Dreams Bring Us A Message

To discover it, rather than wondering what dreams mean, we must identify the emotions or sensations they evoke in us.
sleep on the pull

Recurring dreams are especially important because they tell us over and over about something we should hear. They indicate a knot that should be undone to continue our growth path. In the same way, we can understand nightmares as allies who “want” our balance.

But understanding the language of dreams is not an easy task and can often become frustrating. For the relationship with our dreams to be fluid, we should attend to the elements that appear in them as a poet attends to that flower that he finds walking through the field.

What can we learn from dreams?

Instead of wondering what the flower means, keep in mind what it inspires, what it suggests, what it evokes.

Are there any circumstances in your life where you feel like in the dream? Is the relationship you have with any of the characters similar to the one you have with someone you know?

To start, for example, you can look at those elements that stand out (either because they cause you fear or discomfort, or because they are in the wrong place, or because they do not work …)

They could be related to what is disrupting your growth process, something new that awakens the ego’s suspicions and its resistances.

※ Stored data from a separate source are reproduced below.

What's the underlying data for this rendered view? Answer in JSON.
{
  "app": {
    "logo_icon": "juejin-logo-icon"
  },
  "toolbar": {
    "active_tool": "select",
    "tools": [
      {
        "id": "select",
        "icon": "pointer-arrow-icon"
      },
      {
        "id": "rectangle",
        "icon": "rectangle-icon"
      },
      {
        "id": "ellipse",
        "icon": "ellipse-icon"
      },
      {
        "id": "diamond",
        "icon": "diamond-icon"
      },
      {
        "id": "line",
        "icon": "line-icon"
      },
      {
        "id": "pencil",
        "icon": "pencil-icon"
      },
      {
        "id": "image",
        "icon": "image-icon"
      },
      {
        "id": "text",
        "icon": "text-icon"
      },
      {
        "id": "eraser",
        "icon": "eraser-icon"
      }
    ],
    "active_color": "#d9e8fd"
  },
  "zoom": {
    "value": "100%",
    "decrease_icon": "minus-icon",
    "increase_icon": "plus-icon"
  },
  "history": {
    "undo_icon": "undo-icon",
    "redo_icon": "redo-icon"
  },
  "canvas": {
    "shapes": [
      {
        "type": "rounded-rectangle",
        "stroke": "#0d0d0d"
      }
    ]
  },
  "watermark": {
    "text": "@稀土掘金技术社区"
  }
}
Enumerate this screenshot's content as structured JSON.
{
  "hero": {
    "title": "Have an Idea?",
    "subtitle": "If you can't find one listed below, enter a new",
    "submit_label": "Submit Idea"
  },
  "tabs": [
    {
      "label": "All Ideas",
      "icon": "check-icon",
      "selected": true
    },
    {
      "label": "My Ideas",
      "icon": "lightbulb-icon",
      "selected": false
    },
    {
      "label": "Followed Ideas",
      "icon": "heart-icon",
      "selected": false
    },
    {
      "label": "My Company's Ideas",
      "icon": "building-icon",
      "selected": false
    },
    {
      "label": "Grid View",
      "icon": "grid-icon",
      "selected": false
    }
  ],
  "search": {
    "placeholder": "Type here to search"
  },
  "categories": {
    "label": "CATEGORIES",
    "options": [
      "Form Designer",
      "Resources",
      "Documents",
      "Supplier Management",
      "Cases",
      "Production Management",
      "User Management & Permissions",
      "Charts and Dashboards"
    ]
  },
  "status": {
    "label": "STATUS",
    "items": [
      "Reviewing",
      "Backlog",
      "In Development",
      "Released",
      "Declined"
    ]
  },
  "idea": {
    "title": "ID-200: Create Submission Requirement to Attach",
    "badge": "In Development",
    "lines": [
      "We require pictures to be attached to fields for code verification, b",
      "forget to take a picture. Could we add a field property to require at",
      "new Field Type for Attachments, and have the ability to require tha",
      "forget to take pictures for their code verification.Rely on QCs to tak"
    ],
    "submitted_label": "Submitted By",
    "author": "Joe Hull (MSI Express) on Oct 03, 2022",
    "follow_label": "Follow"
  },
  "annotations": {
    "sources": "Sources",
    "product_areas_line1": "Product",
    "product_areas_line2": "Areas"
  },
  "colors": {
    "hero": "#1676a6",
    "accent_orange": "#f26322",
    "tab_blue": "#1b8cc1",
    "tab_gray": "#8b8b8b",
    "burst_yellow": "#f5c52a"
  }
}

Better than wondering what this dream means, perhaps you should ask yourself what it has come for. The answer is ultimately up to you.

The six magic questions

The American psychologist Robert Hoss proposes a particularly useful exercise to explore the objects of your dream. Choose one of them, imagine that you are that object and answer the following questions from this perspective, in the first person and in the present.

Write the answers:

  • What are you? (name and describe yourself)
  • What is your purpose or function?
  • What do you like about being what you are?
  • What do you dislike about being what you are?
  • What are you afraid of?
  • What do you wish?

When you finish, review the answers and see if any of them have a certain emotional charge or connect you with a conflict, an unfinished situation, a present fear …

The hidden meaning of your dreams

Simply answering the questions may have sparked some insight, but if not, the following exercise may help you:

Build a sentence that you feel is coherent and understandable, combining the six previous answers -or those that have resonated with you for some reason- in the order that I propose.

You can use the words that you will see, or similar ones, and fill in the blanks with the answer corresponding to one of the numbers.

If necessary, you can adapt that answer so that the sentence is logical or makes sense to you.

“I am (1) and I do (2) because (3). I want / wish / I would like (6), but it worries / scares me (4-5) ”.

Read the entire sentence.

Do you see any relationship with a situation in your wakefulness or with a certain attitude?